Une étude milite pour le système de commissionnement au moment où l'Union européenne remet une fois de plus sa légitimité en cause.

Alors que le débat sur la légitimité des commissions et la transparence du conseil fait rage au niveau européen, les lobbies financiers ont décidé de pousser le débat hors des murs de la Commission.
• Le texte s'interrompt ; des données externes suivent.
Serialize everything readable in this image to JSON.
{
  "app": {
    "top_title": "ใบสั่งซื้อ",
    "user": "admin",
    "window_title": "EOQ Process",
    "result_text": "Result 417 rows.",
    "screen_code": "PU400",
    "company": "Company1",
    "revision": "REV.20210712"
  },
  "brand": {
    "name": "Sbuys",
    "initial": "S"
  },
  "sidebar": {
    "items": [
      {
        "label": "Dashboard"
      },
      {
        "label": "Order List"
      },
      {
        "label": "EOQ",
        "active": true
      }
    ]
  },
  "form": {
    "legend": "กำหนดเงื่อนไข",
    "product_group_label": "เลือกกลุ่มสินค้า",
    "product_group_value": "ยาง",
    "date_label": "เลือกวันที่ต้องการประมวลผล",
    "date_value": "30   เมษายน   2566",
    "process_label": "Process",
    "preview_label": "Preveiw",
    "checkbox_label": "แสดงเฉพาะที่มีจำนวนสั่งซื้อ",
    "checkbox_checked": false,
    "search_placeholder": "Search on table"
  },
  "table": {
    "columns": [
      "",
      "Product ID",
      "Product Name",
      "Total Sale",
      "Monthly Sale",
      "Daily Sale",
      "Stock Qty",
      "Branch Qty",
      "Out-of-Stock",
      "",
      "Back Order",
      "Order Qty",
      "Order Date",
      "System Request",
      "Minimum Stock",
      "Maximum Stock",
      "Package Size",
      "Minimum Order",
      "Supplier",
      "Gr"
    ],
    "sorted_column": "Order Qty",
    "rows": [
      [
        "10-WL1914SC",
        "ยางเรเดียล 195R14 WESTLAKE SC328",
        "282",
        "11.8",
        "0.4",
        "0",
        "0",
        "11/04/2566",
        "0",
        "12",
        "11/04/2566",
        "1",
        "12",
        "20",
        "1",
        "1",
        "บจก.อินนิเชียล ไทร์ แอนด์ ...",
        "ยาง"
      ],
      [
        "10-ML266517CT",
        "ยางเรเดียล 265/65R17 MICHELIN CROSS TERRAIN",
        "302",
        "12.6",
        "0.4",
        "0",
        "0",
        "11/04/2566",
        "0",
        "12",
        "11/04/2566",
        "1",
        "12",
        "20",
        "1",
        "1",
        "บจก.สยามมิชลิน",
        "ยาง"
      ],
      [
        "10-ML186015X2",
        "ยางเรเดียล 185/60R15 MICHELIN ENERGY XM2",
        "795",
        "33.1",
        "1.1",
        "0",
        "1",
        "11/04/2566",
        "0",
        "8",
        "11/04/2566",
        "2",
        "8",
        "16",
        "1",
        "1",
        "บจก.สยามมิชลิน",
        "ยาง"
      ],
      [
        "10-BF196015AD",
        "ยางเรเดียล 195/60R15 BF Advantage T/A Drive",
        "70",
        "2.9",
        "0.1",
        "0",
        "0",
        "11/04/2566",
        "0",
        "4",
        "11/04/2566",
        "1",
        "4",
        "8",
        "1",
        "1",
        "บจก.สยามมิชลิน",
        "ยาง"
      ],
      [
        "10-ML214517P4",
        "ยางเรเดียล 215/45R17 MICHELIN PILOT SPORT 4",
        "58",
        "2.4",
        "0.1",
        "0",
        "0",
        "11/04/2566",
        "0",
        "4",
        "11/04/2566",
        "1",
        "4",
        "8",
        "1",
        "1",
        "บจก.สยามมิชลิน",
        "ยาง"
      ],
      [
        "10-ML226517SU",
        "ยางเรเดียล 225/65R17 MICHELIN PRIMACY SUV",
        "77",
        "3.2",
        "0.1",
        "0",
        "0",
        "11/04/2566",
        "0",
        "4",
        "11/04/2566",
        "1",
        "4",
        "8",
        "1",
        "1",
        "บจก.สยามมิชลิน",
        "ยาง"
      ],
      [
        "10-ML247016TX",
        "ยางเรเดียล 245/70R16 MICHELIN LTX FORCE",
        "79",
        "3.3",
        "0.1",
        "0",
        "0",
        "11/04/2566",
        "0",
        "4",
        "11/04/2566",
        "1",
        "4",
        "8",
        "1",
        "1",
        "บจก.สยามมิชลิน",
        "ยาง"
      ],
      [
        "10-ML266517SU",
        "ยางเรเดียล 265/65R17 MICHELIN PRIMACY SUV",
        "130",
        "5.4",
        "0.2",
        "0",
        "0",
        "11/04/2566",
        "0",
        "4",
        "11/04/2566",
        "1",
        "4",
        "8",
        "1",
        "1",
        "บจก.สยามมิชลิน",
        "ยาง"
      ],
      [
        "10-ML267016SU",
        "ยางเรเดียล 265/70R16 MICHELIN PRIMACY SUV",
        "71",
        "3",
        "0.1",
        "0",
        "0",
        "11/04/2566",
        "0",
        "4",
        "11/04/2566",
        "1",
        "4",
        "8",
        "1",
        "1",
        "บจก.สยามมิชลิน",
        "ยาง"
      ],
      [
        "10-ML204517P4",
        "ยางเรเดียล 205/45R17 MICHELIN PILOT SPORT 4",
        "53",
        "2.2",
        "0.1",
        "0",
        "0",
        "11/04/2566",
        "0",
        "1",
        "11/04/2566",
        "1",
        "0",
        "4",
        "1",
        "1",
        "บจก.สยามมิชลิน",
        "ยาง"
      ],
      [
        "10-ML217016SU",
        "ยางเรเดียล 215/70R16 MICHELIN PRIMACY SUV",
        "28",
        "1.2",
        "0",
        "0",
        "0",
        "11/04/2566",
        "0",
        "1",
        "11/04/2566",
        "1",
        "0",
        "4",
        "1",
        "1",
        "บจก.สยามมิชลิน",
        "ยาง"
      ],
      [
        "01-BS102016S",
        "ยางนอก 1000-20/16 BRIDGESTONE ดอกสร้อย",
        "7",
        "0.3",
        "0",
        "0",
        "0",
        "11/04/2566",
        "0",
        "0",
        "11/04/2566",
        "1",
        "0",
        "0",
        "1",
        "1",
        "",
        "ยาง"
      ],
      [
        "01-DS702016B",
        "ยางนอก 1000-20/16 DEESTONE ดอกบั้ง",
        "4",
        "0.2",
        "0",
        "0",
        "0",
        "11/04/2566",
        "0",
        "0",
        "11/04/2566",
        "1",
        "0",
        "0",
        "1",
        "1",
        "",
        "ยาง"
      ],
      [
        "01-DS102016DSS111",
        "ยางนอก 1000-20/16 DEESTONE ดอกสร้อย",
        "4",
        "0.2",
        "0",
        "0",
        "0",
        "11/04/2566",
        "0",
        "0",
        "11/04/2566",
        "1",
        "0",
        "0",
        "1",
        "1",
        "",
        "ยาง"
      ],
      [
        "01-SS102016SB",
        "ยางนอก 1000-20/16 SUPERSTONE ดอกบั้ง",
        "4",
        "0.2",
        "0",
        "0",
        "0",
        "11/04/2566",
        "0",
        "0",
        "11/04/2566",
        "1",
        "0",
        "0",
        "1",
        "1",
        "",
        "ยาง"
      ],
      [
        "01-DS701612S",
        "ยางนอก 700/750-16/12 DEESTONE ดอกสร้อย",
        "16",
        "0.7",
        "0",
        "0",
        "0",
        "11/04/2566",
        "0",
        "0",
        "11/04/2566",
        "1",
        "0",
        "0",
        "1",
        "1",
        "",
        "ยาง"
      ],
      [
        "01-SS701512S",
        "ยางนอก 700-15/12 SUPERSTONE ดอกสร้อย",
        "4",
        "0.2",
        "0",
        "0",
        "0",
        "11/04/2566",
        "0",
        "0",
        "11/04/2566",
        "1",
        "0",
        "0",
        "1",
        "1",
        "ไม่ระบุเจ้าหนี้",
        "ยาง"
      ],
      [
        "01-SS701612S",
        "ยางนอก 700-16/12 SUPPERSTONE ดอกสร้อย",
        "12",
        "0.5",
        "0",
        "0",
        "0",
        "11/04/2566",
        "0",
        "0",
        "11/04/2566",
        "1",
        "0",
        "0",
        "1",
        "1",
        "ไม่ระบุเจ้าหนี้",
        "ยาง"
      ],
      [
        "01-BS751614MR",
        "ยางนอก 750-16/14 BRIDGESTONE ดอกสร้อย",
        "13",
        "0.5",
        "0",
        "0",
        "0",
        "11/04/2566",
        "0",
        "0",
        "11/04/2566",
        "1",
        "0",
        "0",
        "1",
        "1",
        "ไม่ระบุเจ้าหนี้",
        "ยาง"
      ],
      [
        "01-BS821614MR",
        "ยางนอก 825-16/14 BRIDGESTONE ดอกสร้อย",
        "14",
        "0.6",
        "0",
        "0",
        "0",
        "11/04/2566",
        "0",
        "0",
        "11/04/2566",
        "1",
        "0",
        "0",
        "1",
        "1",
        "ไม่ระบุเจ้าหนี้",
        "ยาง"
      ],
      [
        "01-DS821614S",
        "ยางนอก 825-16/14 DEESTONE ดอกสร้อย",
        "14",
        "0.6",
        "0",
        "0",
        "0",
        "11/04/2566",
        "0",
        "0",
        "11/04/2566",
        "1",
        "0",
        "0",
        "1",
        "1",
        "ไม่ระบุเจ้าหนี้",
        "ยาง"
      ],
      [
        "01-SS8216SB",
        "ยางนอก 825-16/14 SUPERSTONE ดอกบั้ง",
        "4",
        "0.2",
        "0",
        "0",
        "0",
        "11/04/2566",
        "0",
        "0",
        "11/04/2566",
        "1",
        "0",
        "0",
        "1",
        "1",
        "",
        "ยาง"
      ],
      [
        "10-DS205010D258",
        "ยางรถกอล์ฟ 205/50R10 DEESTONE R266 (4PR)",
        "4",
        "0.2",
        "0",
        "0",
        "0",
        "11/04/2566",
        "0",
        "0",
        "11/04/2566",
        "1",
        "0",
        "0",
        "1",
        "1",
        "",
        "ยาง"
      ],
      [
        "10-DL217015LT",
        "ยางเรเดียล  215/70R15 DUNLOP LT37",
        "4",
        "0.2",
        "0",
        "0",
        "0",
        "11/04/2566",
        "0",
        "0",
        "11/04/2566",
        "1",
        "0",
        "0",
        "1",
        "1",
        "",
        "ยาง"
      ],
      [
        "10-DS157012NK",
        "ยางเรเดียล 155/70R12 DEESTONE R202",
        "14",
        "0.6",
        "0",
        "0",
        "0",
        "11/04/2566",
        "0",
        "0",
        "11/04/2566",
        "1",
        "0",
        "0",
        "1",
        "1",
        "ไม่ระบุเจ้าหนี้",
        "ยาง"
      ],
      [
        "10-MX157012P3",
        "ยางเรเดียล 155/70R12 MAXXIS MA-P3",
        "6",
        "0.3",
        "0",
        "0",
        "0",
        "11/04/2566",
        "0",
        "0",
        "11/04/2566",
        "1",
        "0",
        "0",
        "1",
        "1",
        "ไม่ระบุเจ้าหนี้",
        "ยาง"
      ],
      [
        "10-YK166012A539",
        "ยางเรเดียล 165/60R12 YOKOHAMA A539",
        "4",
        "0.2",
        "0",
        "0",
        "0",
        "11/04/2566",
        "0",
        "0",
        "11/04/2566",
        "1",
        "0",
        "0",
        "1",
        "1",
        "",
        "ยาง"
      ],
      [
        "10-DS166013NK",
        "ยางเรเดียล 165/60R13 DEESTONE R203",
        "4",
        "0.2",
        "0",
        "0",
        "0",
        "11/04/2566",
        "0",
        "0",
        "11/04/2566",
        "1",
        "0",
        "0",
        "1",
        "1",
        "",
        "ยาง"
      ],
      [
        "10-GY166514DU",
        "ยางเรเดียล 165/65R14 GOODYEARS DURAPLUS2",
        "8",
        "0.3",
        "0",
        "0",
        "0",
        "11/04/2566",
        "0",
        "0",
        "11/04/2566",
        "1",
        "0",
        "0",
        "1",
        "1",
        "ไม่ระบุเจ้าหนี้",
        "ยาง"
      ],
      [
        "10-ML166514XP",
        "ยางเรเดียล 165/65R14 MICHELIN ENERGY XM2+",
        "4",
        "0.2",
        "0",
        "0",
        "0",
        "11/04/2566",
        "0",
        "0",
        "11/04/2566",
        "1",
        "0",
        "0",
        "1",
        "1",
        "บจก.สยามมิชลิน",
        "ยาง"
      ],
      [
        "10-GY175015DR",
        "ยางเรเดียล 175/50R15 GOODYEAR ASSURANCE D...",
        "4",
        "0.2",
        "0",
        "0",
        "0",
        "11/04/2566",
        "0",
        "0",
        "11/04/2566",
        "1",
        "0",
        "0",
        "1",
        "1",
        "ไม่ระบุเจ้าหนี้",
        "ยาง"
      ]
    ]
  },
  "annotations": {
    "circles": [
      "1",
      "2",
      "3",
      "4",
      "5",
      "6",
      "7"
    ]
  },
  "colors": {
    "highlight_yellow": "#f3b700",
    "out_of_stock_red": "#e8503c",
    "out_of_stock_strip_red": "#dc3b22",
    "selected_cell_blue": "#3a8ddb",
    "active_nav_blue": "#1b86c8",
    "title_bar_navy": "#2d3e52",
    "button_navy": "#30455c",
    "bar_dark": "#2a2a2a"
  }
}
L'AFG, la FBF, l'Anacofi, la CNCGP, la CNCEF... Des associations de la finance française, mais aussi espagnole et italienne (1) rendent public une étude menée par le cabinet de conseil KPMG pour comparer les deux modèles de distribution existant. 

La principale conclusion de l'étude - dont le contenu avait été dévoilé par NewsManager début février - est que les pays qui interdisent les commissions au profit des honoraires réservent de facto les prestations de conseil aux particuliers les plus aisés. Le seuil minimum de patrimoine est estimé à 100.000 livres au Royaume-Uni et 500.000 euros aux Pays-Bas. 

Passé le constat de la barrière au conseil personnalisé, KPMG s'attarde également à comparer les coûts supportés par le client dans chaque modèle, considérés comme similaires. 

«Il est important que chaque européen soit accompagné dans les meilleures conditions en préservant la liberté de choisir le modèle d’accompagnement qui convient le mieux à sa situation», milite l'AFG dans une note accompagnant la publication de l'étude.

En opposition frontale avec les conclusions de l'étude Better Finance s'était, avant même sa sortie officielle, attaqué à ses biais dans une contre-recherche. D'après l'association, le document ne couvre que 9% des investisseurs particuliers en Europe mais extrapole l’incidence négative d’une interdiction totale de rétrocessions à l’ensemble du marché. Le conseil serait toujours accessible dans les pays où les commissions ont été interdites : d'après les chiffres de Better Finance, aux Pays-Bas, trois particuliers sur quatre et neuf entreprises sur dix sont clients de sociétés de conseil en investissement indépendantes.

(1) L’AFG (Association de la Gestion Financière), l’AFPDB (Association française des produits d’investissement de détail et de bourse), l’Amafi (Association française des marches financiers),  l’Anacofi (Association nationale des conseils financiers), la CNCEF (Chambre nationale des conseils experts financiers), la CNCGP (Chambre nationale des conseils en gestion de patrimoine), la Compagnie des CGP, la FBF (Fédération bancaire française) ;
En Espagne : Inverco (Asociación de Instituciones de Inversión Colectiva y Fondos de Pensiones), l’AEB (Aso- ciación Española de Banca), la Ceca (Confederación Española de Cajas de Ahorros) et l’Unacc (Unión Nacional de Cooperativas de Crédito) ;
En Italie : la Febaf (Federazione Branche Assicurazio- ni Finanza), l’ABI (Associazione Bancaria Italiana), AS- Sogestioni, Assoreti (Associazione delle Società per la Consulenza agli Investimenti) et Assosim (Associa- zione Intermediari Mercati Finanziari).